A segunda parte, “Políticas da Escola”, destaca, em seus quatros capítulos, o contexto da política neoliberal no qual estamos imersos, mostrando por um lado, a subsunção da instituição escolar à lógica do mercado e, por outro lado, as possibilidades de resistência e ação política. O autor do capítulo “A escola contemporânea e a desertificação institucional: o demérito da res publica”, Alexandre Filordi de Carvalho analisa, a partir de 2008, o contexto contemporâneo de precariedade produzida pelo capitalismo neoliberal nos diversos campos, localizando a escola num processo de desertificação de seu valor simbólico e real e de dissonância de status, fabricada como resposta ao demérito da res publica. Assume a desertificação institucional sofrida pela escola como múltiplo contexto e efeito complexo, destacando três dimensões: os reflexos da herança doutrinária do capitalismo neoliberal; as estratégias de consolidação de uma “ordem subjetiva” e o desprezo pela coisa pública. Aponta as articulações políticas dos estudantes secundaristas como ato de resistência à maquinaria neoliberal, além de apostar em estratégias afirmativas da escola e saberes assujeitados a serviço da dimensão pública.

Em “O governo biopolítico do tempo escolar”, Divino José da Silva parte dos argumentos de Masschelein e Simons em defesa da escola de tempo livre (skholé) em contraposição à racionalidade e à temporalidade que governam a escola contemporânea, para refletir sobre os entraves que impedem sua realização. Evidencia a urgência de pensar os efeitos do “governo da vida” orientada e ordenada, seguindo o modelo da empresa - biopolítica, ampliação do controle não somente do tempo, mas da vitalidade (corpo, órgão, cérebro) manipuladas pelas tecnologias da informação -, e seus reflexos no tempo escolar. A partir da noção de “sociedade do desempenho” desenvolvida por Han, analisa como o capital se apropria da vitalidade e da força produtiva, mobilizando nosso tempo para o trabalho, num regime de “servidão maquínica”, que parece não deixar tempo para reflexão e a elaboração do pensamento, produzindo sua monetarização. Exatamente num contexto de exaustão do corpo, pelo excesso de disciplina, que emerge a resistência e a necessidade de pensar os efeitos do governo do tempo e seus reflexos no governo do tempo escolar sobre os processos formativos perspectivados pela escola de tempo livre.

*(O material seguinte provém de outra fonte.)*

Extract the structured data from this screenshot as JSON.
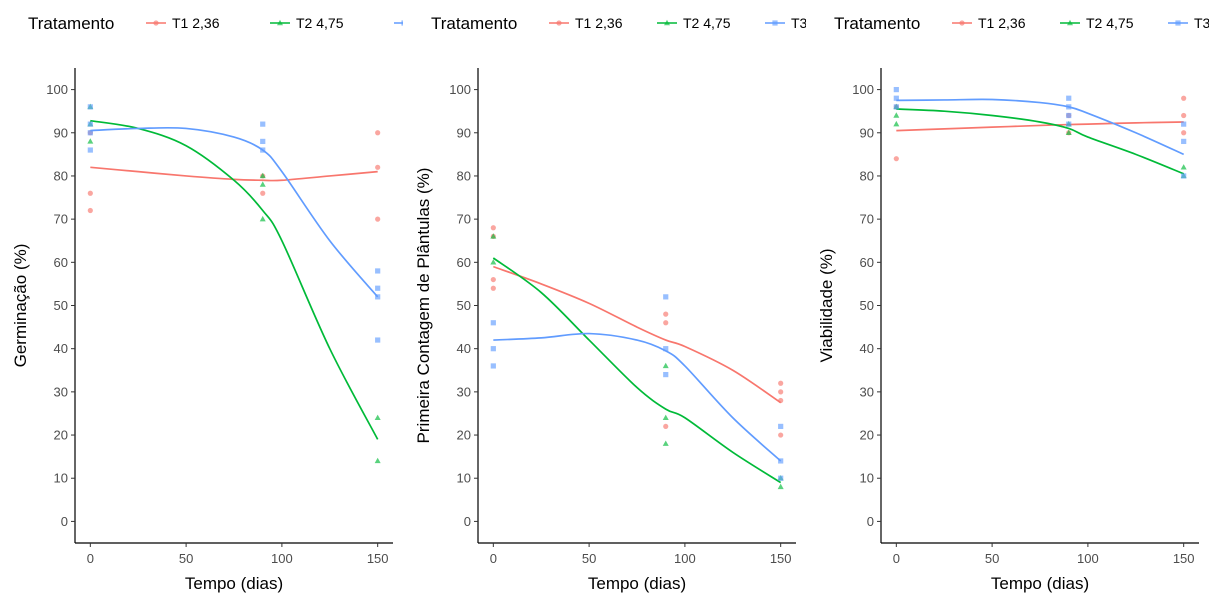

Pedro Goergen analisa o desafio do processo formativo no mundo em que toma o mercado como a referência de tudo e, a mercadoria difundida pela mídia, a geradora de necessidades e de desejos. Nesse contexto, o autor evidencia a redução dos pressupostos humanistas de formação a um trabalho subserviente aos interesses do sistema econômico, no capítulo intitulado “O sentido da educação na sociedade contemporânea”. Ressalta que num modelo performático, embasados na competitividade e rivalidade, a educação compromete o sentido formativo social, ético, cooperativo e de reconhecimento do outro para formar indivíduo útil e adequado às expectativas do mercado. Diante da ausência de um núcleo humanista, esteio agregador do sentido da pessoa humana, que o deixa vulnerável ao apelo e interesse do sistema econômico, coloca como questão central da educação na contemporaneidade e da filosofia da educação, o resgate da figura do outro na constituição da subjetividade humana - na ideia do comum, na perspectiva de surgir novo conceito de autonomia, tributária da cultura e construída na práxis histórico-dialógica-humana.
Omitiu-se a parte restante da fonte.